Les mots ont une vie. Si certains sont intemporels et à la signification constante ; d’autres apparaissent, lorsque d’autres encore, vulnérables et esseulés, périment abandonnés avant de disparaitre sans que nous ayons vraiment eu le temps de leur dire au revoir. Et puis, il y a ceux qui vivotent, déclinent et se dégradent après avoir gouté plus ou moins longtemps et intensément à une vie de désiré, voire d’adulé. Cette crise est une chance pour certains d’entre eux de se voir réhabilités, anoblis dans l’inconscient collectif. Sans chercher pour autant à les sacraliser ou les vénérer, c’est à eux que ce propos est consacré.

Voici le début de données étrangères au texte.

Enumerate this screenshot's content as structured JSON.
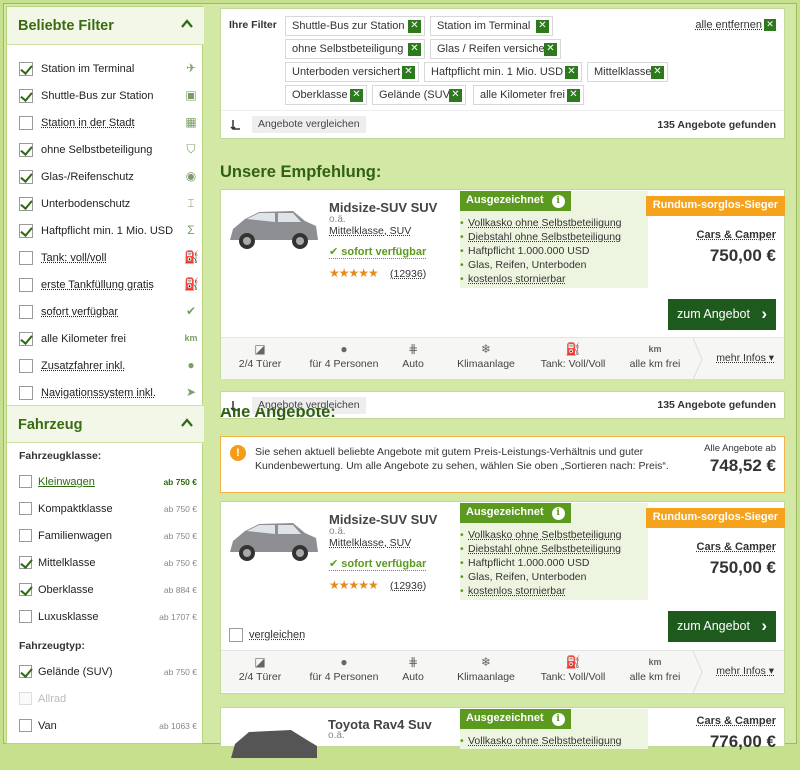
{
  "sidebar": {
    "filters_title": "Beliebte Filter",
    "filters": [
      {
        "label": "Station im Terminal",
        "checked": true,
        "icon": "plane-icon"
      },
      {
        "label": "Shuttle-Bus zur Station",
        "checked": true,
        "icon": "bus-icon"
      },
      {
        "label": "Station in der Stadt",
        "checked": false,
        "icon": "building-icon"
      },
      {
        "label": "ohne Selbstbeteiligung",
        "checked": true,
        "icon": "shield-icon"
      },
      {
        "label": "Glas-/Reifenschutz",
        "checked": true,
        "icon": "eye-icon"
      },
      {
        "label": "Unterbodenschutz",
        "checked": true,
        "icon": "car-lift-icon"
      },
      {
        "label": "Haftpflicht min. 1 Mio. USD",
        "checked": true,
        "icon": "sigma-icon"
      },
      {
        "label": "Tank: voll/voll",
        "checked": false,
        "icon": "fuel-icon"
      },
      {
        "label": "erste Tankfüllung gratis",
        "checked": false,
        "icon": "fuel-icon"
      },
      {
        "label": "sofort verfügbar",
        "checked": false,
        "icon": "check-icon"
      },
      {
        "label": "alle Kilometer frei",
        "checked": true,
        "icon": "km-icon"
      },
      {
        "label": "Zusatzfahrer inkl.",
        "checked": false,
        "icon": "person-icon"
      },
      {
        "label": "Navigationssystem inkl.",
        "checked": false,
        "icon": "navigation-icon"
      }
    ],
    "vehicle_title": "Fahrzeug",
    "class_label": "Fahrzeugklasse:",
    "classes": [
      {
        "label": "Kleinwagen",
        "price": "ab 750 €",
        "checked": false,
        "link": true
      },
      {
        "label": "Kompaktklasse",
        "price": "ab 750 €",
        "checked": false
      },
      {
        "label": "Familienwagen",
        "price": "ab 750 €",
        "checked": false
      },
      {
        "label": "Mittelklasse",
        "price": "ab 750 €",
        "checked": true
      },
      {
        "label": "Oberklasse",
        "price": "ab 884 €",
        "checked": true
      },
      {
        "label": "Luxusklasse",
        "price": "ab 1707 €",
        "checked": false
      }
    ],
    "type_label": "Fahrzeugtyp:",
    "types": [
      {
        "label": "Gelände (SUV)",
        "price": "ab 750 €",
        "checked": true,
        "disabled": false
      },
      {
        "label": "Allrad",
        "price": "",
        "checked": false,
        "disabled": true
      },
      {
        "label": "Van",
        "price": "ab 1063 €",
        "checked": false,
        "disabled": false
      }
    ]
  },
  "filters_panel": {
    "label": "Ihre Filter",
    "chips": [
      "Shuttle-Bus zur Station",
      "Station im Terminal",
      "ohne Selbstbeteiligung",
      "Glas / Reifen versichert",
      "Unterboden versichert",
      "Haftpflicht min. 1 Mio. USD",
      "Mittelklasse",
      "Oberklasse",
      "Gelände (SUV)",
      "alle Kilometer frei"
    ],
    "remove_all": "alle entfernen",
    "compare": "Angebote vergleichen",
    "found": "135 Angebote gefunden"
  },
  "recommend_title": "Unsere Empfehlung:",
  "all_offers_title": "Alle Angebote:",
  "info": {
    "text": "Sie sehen aktuell beliebte Angebote mit gutem Preis-Leistungs-Verhältnis und guter Kundenbewertung. Um alle Angebote zu sehen, wählen Sie oben „Sortieren nach: Preis“.",
    "all_label": "Alle Angebote ab",
    "all_price": "748,52 €"
  },
  "offer": {
    "title": "Midsize-SUV SUV",
    "oa": "o.ä.",
    "class": "Mittelklasse, SUV",
    "available": "sofort verfügbar",
    "stars": "★★★★★",
    "rating": 4.5,
    "reviews": "(12936)",
    "badge": "Ausgezeichnet",
    "includes": [
      "Vollkasko ohne Selbstbeteiligung",
      "Diebstahl ohne Selbstbeteiligung",
      "Haftpflicht 1.000.000 USD",
      "Glas, Reifen, Unterboden",
      "kostenlos stornierbar"
    ],
    "sieger": "Rundum-sorglos-Sieger",
    "vendor": "Cars & Camper",
    "price": "750,00 €",
    "button": "zum Angebot",
    "compare": "vergleichen",
    "features": [
      {
        "icon": "door-icon",
        "label": "2/4 Türer"
      },
      {
        "icon": "person-icon",
        "label": "für 4 Personen"
      },
      {
        "icon": "gearshift-icon",
        "label": "Auto"
      },
      {
        "icon": "snowflake-icon",
        "label": "Klimaanlage"
      },
      {
        "icon": "fuel-icon",
        "label": "Tank: Voll/Voll"
      },
      {
        "icon": "km-icon",
        "label": "alle km frei"
      }
    ],
    "more": "mehr Infos"
  },
  "offer3": {
    "title": "Toyota Rav4 Suv",
    "oa": "o.ä.",
    "badge": "Ausgezeichnet",
    "include_first": "Vollkasko ohne Selbstbeteiligung",
    "vendor": "Cars & Camper",
    "price": "776,00 €"
  },
  "colors": {
    "brand_green": "#2f6210",
    "badge_green": "#5c9a1f",
    "orange": "#f5a21c",
    "button_green": "#1e5a1e"
  }
}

- Gentillesse : longtemps moquée, cette vertu revient en force et je m’en réjouis. Souvent associée à la naïveté et à la faiblesse, la gentillesse est implicitement considérée, notamment dans le monde des organisations, comme un handicap pour faire face à la compétitivité et au rapport de force. Ne peut-on du reste pas imaginer compatible le fait d’être gentil et performant, gentil et solide, gentil et mature ? Combien de temps encore faudra-t-il pour arrêter d’avoir peur ou honte d’être trop gentil ?

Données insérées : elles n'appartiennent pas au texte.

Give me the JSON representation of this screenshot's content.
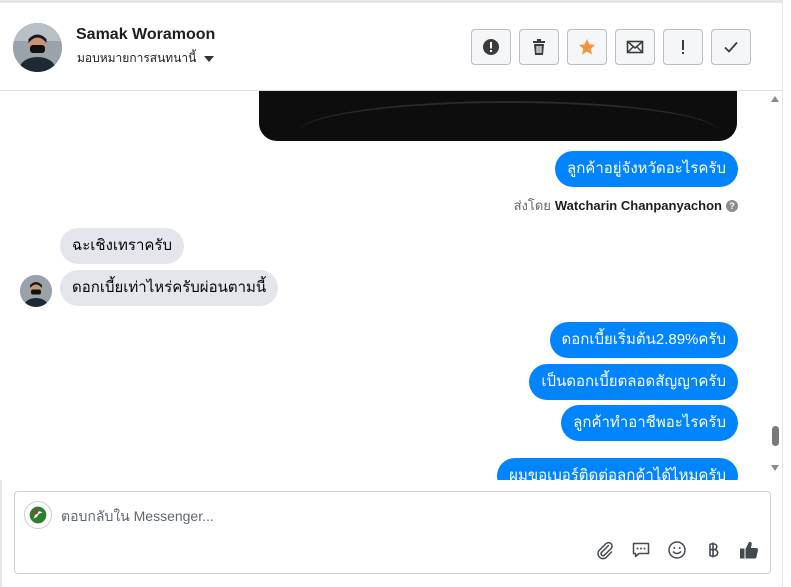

- Paresse : c’est en 1880 que Paul Lafargue écrivit son célèbre ouvrage « Le Droit à la Paresse ». C’est à la fin du siècle dernier, durant mes études en sociologie, que je l’ai lu. Et ces écrits résonnent et refont surface particulièrement aujourd’hui dans mon esprit lorsque certains sur le front, se jettent corps et âme dans la bataille en se privant quasiment pour quelques-uns des plus engagés de leur droit au répit; pendant que d’autres chez eux, culpabilisent plus ou moins de le rester ou de ne travailler seulement que 7 ou 8h par jour. Le travail n’a de valeur à mes yeux que si la paresse est elle-même acceptée, voire honorée. Savoir paresser en toute quiétude est un art à cultiver, un droit à conquérir, une compétence à faire croître. Au risque de rejeter un jour la valeur travail, de la négliger à la hauteur des souffrances qu’elle fait subir à certains d’entre nous. En tous les cas, en ce qui me concerne, rien ni personne ne pourra me priver de mes siestes, de ce moment délectable de laisser aller entre sommeil profond et pleine conscience.
- Résistance : face au changement, les résistants sont souvent vus comme des rétrogrades, des ennemis des temps à venir. Des menaces pour les innovations. Dévalorisés, et fustigés ils auront d’ailleurs tendance, face à tant d’hostilité et à juste titre, à renforcer leur posture. A condition d’entendre ce qu’ils nous disent lorsqu’ils nous disent ce qu’ils nous disent, derrière leur combat se cache bien souvent le signe d’une vitalité. Le signe d’une chose précieuse à préserver. Le signe d’un savoir, d’une pratique, d’une éthique à conserver. Mais attention, la résistance n’a ni statut, ni couleur : elle n’est pas plus l’apanage des syndicats ou des militants que celle de chefs ou de patrons qui peuvent, eux aussi, être pleinement légitimes à incarner le défenseur ultime d’une valeur qui leur tient à cœur.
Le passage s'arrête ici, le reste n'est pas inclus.